This book is, in the words of its author, "an updated, revised, and much expanded version" (p. xiii) of his Architects of Reform, published in 1980. In the 1990s, Rosenbaum was again commissioned by Congregation Emanu-El to write an "institutional biography" for the purpose of commemorating the synagogue's 1999 sesquicentennial, and decided to revisit his previous work on this topic.

Visions of Reform is structured into eleven chapters, each of which, beginning with chapter two, is built around the figure of a key spiritual leader (nine rabbis and one cantor) in the life of Emanu-El at ten different periods in its history. Rosenbaum utilizes a narrative, almost journalistic, approach to the story of this dynamic congregation. The book reads largely as a chronicle of important events in the synagogue's life rather than as an interpretation of its place in the religious landscape of San Francisco (in particular) or the Reform movement (in general). The resulting work is eminently accessible to the non-academic reader, [End Page 307] but its folksy style comes at the expense of illuminating the broader context within which Emanu-El developed into the institution it has become. While the narrative is gripping, the exhaustive amount of detail it provides concerning nearly every person and event renders the text at times repetitive, distracting, even excruciating.

The author's decision to build the narrative around important spiritual leaders in the congregation's history has other consequences. Some recent works--Hollace Weiner's Jewish Stars in Texas: Rabbis and Their Work (1999) springs immediately to mind--have used this approach successfully. However, because Visions of Reform is intended to tell the history of a single congregation, Rosenbaum lacked the freedom that Weiner had in selecting the Texas rabbis she discussed. Instead Rosenbaum's focus on Emanu-El's rabbis and cantors hampers somewhat his telling of the history of the congregation, rather than illuminating its broader significance for the development of American Judaism.

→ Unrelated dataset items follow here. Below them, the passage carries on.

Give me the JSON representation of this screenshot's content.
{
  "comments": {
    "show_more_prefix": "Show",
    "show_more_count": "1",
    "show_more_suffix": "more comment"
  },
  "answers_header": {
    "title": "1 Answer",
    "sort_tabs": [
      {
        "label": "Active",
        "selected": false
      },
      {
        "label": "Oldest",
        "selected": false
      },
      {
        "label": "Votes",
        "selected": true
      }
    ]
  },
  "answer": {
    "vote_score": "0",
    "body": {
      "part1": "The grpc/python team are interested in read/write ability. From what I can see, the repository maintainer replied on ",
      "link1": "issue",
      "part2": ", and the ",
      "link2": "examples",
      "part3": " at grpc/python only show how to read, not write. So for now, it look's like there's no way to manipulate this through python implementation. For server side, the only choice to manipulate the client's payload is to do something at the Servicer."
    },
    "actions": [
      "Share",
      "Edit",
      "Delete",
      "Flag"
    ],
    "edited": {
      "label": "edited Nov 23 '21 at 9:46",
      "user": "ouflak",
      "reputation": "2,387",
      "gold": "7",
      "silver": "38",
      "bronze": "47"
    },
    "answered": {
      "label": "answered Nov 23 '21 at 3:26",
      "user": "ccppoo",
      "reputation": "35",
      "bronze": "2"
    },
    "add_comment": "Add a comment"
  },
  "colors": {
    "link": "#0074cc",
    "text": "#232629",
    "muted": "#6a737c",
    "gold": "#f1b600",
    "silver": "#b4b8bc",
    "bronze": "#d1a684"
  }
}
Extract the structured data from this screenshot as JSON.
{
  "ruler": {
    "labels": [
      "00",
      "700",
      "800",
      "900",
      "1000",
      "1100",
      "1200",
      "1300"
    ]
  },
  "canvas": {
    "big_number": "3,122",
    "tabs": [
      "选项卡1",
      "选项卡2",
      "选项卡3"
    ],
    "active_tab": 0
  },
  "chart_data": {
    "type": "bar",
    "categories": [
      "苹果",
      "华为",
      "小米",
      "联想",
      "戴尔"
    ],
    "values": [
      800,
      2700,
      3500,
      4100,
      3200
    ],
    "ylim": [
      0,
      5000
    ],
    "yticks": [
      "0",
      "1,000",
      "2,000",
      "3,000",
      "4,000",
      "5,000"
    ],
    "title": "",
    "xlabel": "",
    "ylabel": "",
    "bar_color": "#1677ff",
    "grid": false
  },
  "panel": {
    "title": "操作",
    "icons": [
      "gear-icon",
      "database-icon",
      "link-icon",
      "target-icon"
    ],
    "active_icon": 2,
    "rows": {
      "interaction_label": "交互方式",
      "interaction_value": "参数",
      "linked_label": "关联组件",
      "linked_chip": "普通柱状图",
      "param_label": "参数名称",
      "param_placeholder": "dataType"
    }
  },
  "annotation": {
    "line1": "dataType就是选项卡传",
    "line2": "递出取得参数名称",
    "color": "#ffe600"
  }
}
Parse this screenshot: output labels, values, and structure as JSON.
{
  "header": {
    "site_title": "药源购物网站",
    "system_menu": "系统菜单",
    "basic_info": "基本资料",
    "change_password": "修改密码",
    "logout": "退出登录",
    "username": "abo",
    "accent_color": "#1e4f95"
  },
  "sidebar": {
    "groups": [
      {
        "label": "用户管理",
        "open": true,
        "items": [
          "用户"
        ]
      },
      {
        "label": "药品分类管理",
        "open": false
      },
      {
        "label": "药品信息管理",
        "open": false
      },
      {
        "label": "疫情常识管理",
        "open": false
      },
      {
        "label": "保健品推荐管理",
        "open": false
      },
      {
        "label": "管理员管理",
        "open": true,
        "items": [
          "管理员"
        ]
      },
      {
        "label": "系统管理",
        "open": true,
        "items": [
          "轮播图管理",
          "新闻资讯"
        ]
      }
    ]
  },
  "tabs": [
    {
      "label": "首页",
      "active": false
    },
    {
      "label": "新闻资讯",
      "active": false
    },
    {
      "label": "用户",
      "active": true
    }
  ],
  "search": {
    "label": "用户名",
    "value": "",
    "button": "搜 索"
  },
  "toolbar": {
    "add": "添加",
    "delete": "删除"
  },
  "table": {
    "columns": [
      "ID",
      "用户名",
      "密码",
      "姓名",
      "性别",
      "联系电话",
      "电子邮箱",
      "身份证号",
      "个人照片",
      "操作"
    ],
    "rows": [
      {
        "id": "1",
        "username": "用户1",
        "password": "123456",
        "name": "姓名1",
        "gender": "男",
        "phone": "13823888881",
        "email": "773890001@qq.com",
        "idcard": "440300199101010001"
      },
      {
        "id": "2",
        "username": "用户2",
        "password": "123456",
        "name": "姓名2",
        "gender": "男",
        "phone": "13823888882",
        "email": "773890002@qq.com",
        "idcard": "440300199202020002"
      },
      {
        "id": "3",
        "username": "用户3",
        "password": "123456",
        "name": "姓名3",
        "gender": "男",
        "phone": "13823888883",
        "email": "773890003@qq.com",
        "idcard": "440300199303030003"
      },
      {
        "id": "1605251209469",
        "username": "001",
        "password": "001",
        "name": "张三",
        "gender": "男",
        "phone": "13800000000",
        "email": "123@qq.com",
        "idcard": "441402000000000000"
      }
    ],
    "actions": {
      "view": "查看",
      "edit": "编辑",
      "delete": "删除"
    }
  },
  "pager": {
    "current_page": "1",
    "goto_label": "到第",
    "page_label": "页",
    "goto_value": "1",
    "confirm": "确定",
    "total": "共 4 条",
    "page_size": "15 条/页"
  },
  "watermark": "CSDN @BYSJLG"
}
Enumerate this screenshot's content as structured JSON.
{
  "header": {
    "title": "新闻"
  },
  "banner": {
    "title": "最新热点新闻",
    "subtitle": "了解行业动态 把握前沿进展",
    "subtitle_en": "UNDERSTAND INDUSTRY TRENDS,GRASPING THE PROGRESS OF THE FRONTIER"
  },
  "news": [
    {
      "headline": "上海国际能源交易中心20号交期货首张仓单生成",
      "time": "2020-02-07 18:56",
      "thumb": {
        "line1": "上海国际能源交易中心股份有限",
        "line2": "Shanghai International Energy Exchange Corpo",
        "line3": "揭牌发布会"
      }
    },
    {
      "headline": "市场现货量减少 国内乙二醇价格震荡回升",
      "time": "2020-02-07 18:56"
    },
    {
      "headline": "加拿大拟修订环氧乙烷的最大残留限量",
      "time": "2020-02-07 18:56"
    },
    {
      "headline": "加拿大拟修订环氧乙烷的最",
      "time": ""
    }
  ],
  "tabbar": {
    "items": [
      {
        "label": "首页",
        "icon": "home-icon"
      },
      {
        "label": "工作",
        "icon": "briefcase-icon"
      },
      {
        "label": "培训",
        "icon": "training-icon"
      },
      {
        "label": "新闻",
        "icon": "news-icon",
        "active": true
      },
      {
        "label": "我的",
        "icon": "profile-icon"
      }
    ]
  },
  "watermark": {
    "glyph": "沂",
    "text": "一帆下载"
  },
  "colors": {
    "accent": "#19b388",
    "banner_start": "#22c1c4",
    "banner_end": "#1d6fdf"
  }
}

Its spiritual leaders are fully fleshed, but its congregants fall flat by comparison.

The reader thus comes to see Emanu-El largely through the eyes of a handful of its clergy, to the diminution of important lay leaders and ordinary congregants who shaped Emanu-El's mission and selected its spiritual leadership over the course of the past century and a half. When, for example, Rosenbaum recounts Rabbi Robert Kirschner's surprise at the level of deference with which he was greeted by synagogue members in 1981, the reader has little context for appreciating the difference between the reverential attitude of Emanu-El's congregants toward their rabbis and the more dismissive attitude found in many other congregations, where rabbis are regarded as little more than hired servants. Nor do we see what gestures of esteem for the rabbi implied for the overall atmosphere among congregants at Emanu-El. Similarly, while a number of occasions of interfaith and inter-synagogue cooperation (notably those which took place during the respective tenure of rabbis Alvin Fine in the 1950s and Robert Kirschner in the 1980s) are mentioned, the book neglects to place these events into the context of the liberal social programs fostered by Reform Judaism. Instead, Rosenbaum appears to imply that, but for the force of the rabbi's personality, these incidents might never have taken place. Also emblematic of this approach is Rosenbaum's detailed discussion of Rabbi Kirschner's personal failings, which culminated in a series of adulterous affairs with, among others, members of his congregation. While the temptation to focus attention on this recent episode must have been irresistible, given the availability of the sources, its salacious details detract somewhat from the historical significance of Emanu-El's first 150 years as a Reform congregation. In Rosenbaum's account, the story of Emanu-El appears primarily one of [End...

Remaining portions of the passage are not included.